Improved food service raises morale in Iraq

13 Apr 2006 | Lance Cpl. Stephen J. Holt

Life becomes simple while serving in a combat zone. Trips to multi-story malls for designer clothing are replaced by quick stops at an improvised convenience store for green undershirts. Service members watch movies on small, portable DVD players instead of large-screen cinemas.

One thing that hasn't been compromised is the quality of food.

"Marines fight on their stomachs. They can go days without showering, but they can't go days without chow," said Warrant Officer Joseph C. Brown, 1st Marine Logistics Group food service officer.

Marines here at this forward operating base near the Jordanian and Syrian borders employ a versatile food service system to ensure their fellow service members stay well fed.

The Field Food Service System replaces an entire kitchen like the ones found at dining facilities on larger bases.

Set up in a renovated building previously used by Saddam Hussein's army, the FFSS here provides a welcome relief from eating the military's equivalent to a brown bag lunch - the Meal, Ready to Eat.

The MREs come with individually packaged crackers, peanut butter, candies and main courses that are heated in a water-activated plastic sleeve. If troops are in a rush, the MREs can be eaten cold.

"One very nice perk is coming to a hot chow and not having to eat an MRE after being on the road all day. It's definitely a morale booster when you get to fill your stomach up," said Army Pfc. Chris Clayton, infantryman with the 1st Battalion, 115th Infantry Regiment and native of Frederick, Md.

Another option service members have while away from main bases is tray rations - precooked food portions that feed roughly 18 servings per pan and are reheated by boiling water.

In comparison to MREs and tray rations, the FFSS offers a greater variety of food and facilitates cooking in greater quantity.

Tray rations can only be reheated in small amounts but the FFSS is capable of feeding 850 people in four hours with selections ranging from General Tso Chicken, spaghetti and meatballs, and cheese omelets, among others, said Brown.

"There is more of a variety of food you can serve (with the FFSS)," said Staff Sgt.

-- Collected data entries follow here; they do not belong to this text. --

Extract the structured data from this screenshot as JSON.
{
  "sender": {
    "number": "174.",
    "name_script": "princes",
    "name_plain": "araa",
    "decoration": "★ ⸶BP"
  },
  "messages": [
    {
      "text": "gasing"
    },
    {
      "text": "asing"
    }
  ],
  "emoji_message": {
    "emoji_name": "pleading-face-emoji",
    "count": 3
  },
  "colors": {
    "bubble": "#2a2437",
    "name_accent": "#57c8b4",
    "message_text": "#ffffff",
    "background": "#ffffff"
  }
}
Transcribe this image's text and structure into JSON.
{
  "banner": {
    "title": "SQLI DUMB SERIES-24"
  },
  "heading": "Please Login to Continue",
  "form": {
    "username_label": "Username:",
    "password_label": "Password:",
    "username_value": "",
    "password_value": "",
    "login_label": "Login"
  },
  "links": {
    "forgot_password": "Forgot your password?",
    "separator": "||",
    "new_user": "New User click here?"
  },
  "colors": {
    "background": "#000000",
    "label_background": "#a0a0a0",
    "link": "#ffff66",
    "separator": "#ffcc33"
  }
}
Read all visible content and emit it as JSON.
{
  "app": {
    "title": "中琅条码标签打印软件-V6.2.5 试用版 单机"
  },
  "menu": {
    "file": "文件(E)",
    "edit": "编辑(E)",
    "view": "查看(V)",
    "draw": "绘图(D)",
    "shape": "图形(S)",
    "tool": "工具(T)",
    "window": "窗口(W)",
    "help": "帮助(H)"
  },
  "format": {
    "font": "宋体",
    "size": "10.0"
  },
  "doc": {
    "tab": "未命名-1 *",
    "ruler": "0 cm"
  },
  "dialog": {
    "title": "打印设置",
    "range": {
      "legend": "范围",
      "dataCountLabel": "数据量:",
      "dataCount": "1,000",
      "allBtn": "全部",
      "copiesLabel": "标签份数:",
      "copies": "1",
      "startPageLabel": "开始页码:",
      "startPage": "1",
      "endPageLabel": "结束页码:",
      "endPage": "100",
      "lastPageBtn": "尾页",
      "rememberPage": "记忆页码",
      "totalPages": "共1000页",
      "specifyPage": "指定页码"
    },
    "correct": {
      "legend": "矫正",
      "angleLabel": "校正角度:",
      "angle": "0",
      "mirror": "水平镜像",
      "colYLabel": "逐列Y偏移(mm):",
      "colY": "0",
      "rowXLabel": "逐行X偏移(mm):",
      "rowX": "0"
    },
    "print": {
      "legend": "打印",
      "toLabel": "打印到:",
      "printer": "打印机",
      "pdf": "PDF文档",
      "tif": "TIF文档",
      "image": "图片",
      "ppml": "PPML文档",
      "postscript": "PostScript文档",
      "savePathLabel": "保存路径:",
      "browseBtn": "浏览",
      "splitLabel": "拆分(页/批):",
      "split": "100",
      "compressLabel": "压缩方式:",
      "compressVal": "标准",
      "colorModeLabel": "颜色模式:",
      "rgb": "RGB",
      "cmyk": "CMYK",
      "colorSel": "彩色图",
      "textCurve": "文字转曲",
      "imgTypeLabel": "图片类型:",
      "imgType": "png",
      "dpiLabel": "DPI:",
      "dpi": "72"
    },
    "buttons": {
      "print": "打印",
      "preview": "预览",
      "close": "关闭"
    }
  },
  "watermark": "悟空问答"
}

Leann E. Dixon, mess hall officer in charge at Camp Korean Village.

The system also reduces the chance of a service member getting sick because of food poisoning.

"(The FFSS) is a more effective way of cooking, especially in the field. The contamination factor goes down because it is enclosed," said Dixon, a 35-year-old native of Fort Myers, Fla.

The FFSS, which requires 16 people to run, consists of three shipping containers - two for cooking and one for sanitizing the food preparation equipment - and can utilize local food to customize meals.

Service members eating the food have quickly become accustomed to having good food and have high praise for the cooks preparing the meals.

"I think they're doing a fantastic job and I can taste the quality of food. They had chicken parmesan one night and it was really good," said Clayton as he smiled over his hot plate at the Korean Village chow hall.

For the cooks using the system in Iraq, it provides them with a kitchen space that rivals those found in the United States.

"It's like being back in a galley in the rear. It's more convenient and you can feed so many more people (compared to tray rations). There's more equipment (to use), it's larger, and heats (the food) better," said Cpl. Kurt Abarquez, a 21-year-old from Sacramento, Calif., and a cook with 3rd Light Armored Reconnaissance Battalion, 1st Marine Division.

The FFSS has another benefit besides providing better chow to service members - it lets the food service Marines practice their culinary art with more than 20 different meals to choose from.

"The cooks are cooking rather than reheating prepackaged food and are capitalizing (on) the skills they were taught," said Brown, a 35-year-old native of Cullman, Ala.

As Marines continue to use the FFSS, service members operating at this remote base will continue getting a meal where they need it most - in the combat zone.